Alongside his medical profession he had always been fascinated by graphic design, and while in Paris became friends with many of the important illustrators of the day, including André Dignimont, André Collot, Sylvain Sauvage and Tsuguharu Foujita. His earliest known Ex Libris designs date from the late 1920s, and he continued to create new compositions for the rest of his life. From 1933 to 1940 he practised dentistry and oral medicine in Thonnance-lès-Joinville, then moved permanently to Paris. As well as their Paris town house in rue Godot de Mauroy (which he liked to describe as being in the city’s best red-light district), the Morisots had a holiday villa in the eastern suburb of Chessy. After a heart attack in 1949 Jean’s health was never very good, but he continued to work hard at his artistic endeavours, and was awarded the Legion d’Honneur in 1953.

Ex-Libris collectors who knew Morisot noted that he was a brilliant character, but could be difficult.
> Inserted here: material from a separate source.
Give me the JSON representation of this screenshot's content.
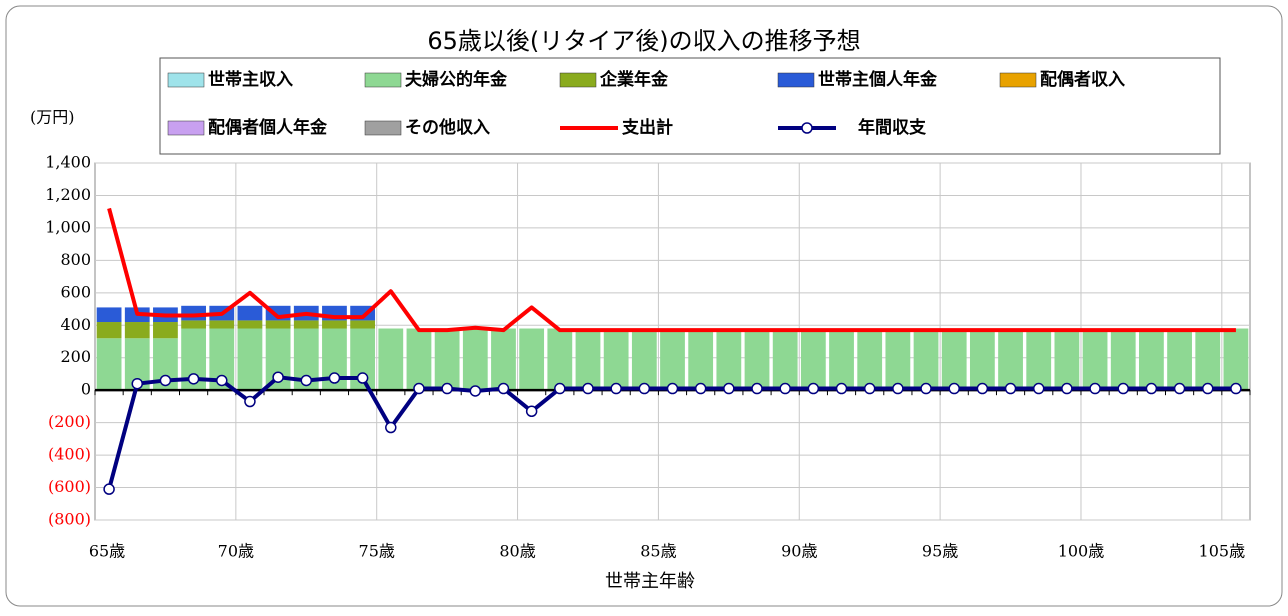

There were rumours of household scenes, of too many trips to the ‘hot’ district behind the Madeleine to sample the models he used for his Ex-Libris. His friend, the poet poet Raphaël Barquissau, wrote that ‘everything is as contrasting in his house as it is in his spirit’. Morisot was a dedicated collector, adding to the faience and sculpted wood of Haute-Marne collections accumulated by his father Louis Morisot, a notary in Vaux, prizing old masters, contemporary paintings and oriental arts. By the end of his life he had collected more than 5,000 examples of Ex-Libris. After his death, the Belgian collector Serge Golifman bought the entire collection, which was dispersed in an auction at Bernaerts of Antwerp in 1986.